If I was to look at how my Easter started yesterday, I wouldn’t be able to spot any noticeable differences from any other of my church-going Sundays (and not in a good way).  I woke up, read some verses about the death and resurrection of Jesus Christ.  Ate a biscuit.  Drank some orange juice.  Got ready for church and worshiped with my family.  Then I ate more food.

10 hours later and it’s 11 o’clock.  I watched some shows that my roommates and I usually divulge in on Sunday nights.  Then, brilliantly, instead of going to bed, we decided to sit and watch a little extra.  We aimlessly flipped until we landed on the Syfy channel.  The Lion, The Witch, and The Wardrobe.  I thought to myself, “Hmm, how fitting for such a day.  Let’s watch it.”

As I was watching, I was overcome with sorrow and shame as the scene of Aslan walking to the stone began.  The Lion walked with Susan and Lucy with sad (but determined) eyes as he inched closer to his mockers, ropes, and the stone.  The allegory for Christ on the cross.  And I had helped put him there.

Then, as the scenes of the resurrection followed, I began to be filled with joy.  Joy in the fact that this great love act had been done just for me, to wash away my sins.  Joy that even though I was one of those mockers, Christ had thought of me when he was on that cross.  Joy because I was his and nobody could snatch me from his hands.

Aslan-resurrected
This part is so freakin’ cool, I always get the chills.

The Lion, the Witch, and the Wardrobe had been the first time on Easter that I felt remotely emotional about the sacrifices my Savior had made for me.
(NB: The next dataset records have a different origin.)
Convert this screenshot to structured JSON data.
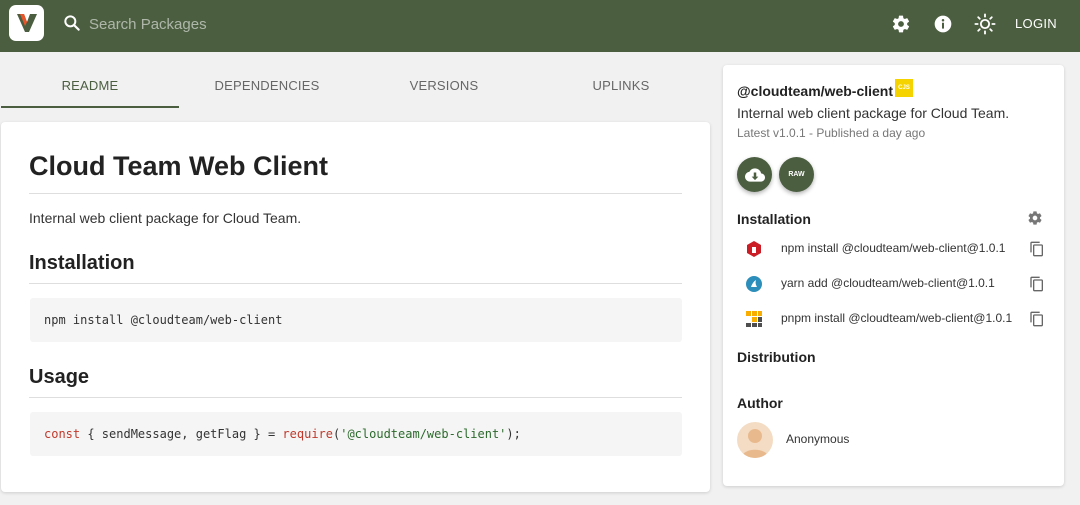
{
  "header": {
    "search_placeholder": "Search Packages",
    "login_label": "LOGIN",
    "brand_color": "#4b5e40",
    "icons": [
      "settings-icon",
      "info-icon",
      "theme-toggle-icon"
    ]
  },
  "tabs": [
    {
      "label": "README",
      "active": true
    },
    {
      "label": "DEPENDENCIES",
      "active": false
    },
    {
      "label": "VERSIONS",
      "active": false
    },
    {
      "label": "UPLINKS",
      "active": false
    }
  ],
  "readme": {
    "title": "Cloud Team Web Client",
    "description": "Internal web client package for Cloud Team.",
    "installation_heading": "Installation",
    "install_code": "npm install @cloudteam/web-client",
    "usage_heading": "Usage",
    "usage_code": {
      "keyword": "const",
      "destructure": " { sendMessage, getFlag } = ",
      "func": "require",
      "open": "(",
      "arg": "'@cloudteam/web-client'",
      "close": ");"
    }
  },
  "sidebar": {
    "package_name": "@cloudteam/web-client",
    "module_badge": "CJS",
    "description": "Internal web client package for Cloud Team.",
    "meta": "Latest v1.0.1 - Published a day ago",
    "raw_label": "RAW",
    "installation_title": "Installation",
    "install_commands": [
      {
        "manager": "npm",
        "icon": "npm-icon",
        "command": "npm install @cloudteam/web-client@1.0.1"
      },
      {
        "manager": "yarn",
        "icon": "yarn-icon",
        "command": "yarn add @cloudteam/web-client@1.0.1"
      },
      {
        "manager": "pnpm",
        "icon": "pnpm-icon",
        "command": "pnpm install @cloudteam/web-client@1.0.1"
      }
    ],
    "distribution_title": "Distribution",
    "author_title": "Author",
    "author_name": "Anonymous"
  }
}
It made me realize the amount of time I had put into contemplating Easter and the meaning behind all the commotions of the day.  I began to realize the amount of time I put into contemplating the death and resurrection every day.

And I was ashamed.

This Sunday I had thought easily less than 2 hours.  This being on the day of the week that is supposed to be fully devoted to rest and reflection on our lives in Christ.  This being on the one day of the year that represents the ultimate sacrifice and gift.

So, after the movie, I thought.  I remembered.  And I reminisced on the preciousness of what Easter represents.

 

Easter is not the only day to look back on the fact that death could not keep Jesus down, that our sins could not keep Jesus in the grave!  It’s an amazing gift that I can appreciate every day.  The Lord is risen indeed!

Christ gave his life for us and because of this reason, because of this act of pure and untainted love, we are given the freedom and the privilege to love Him.  It’s incredible.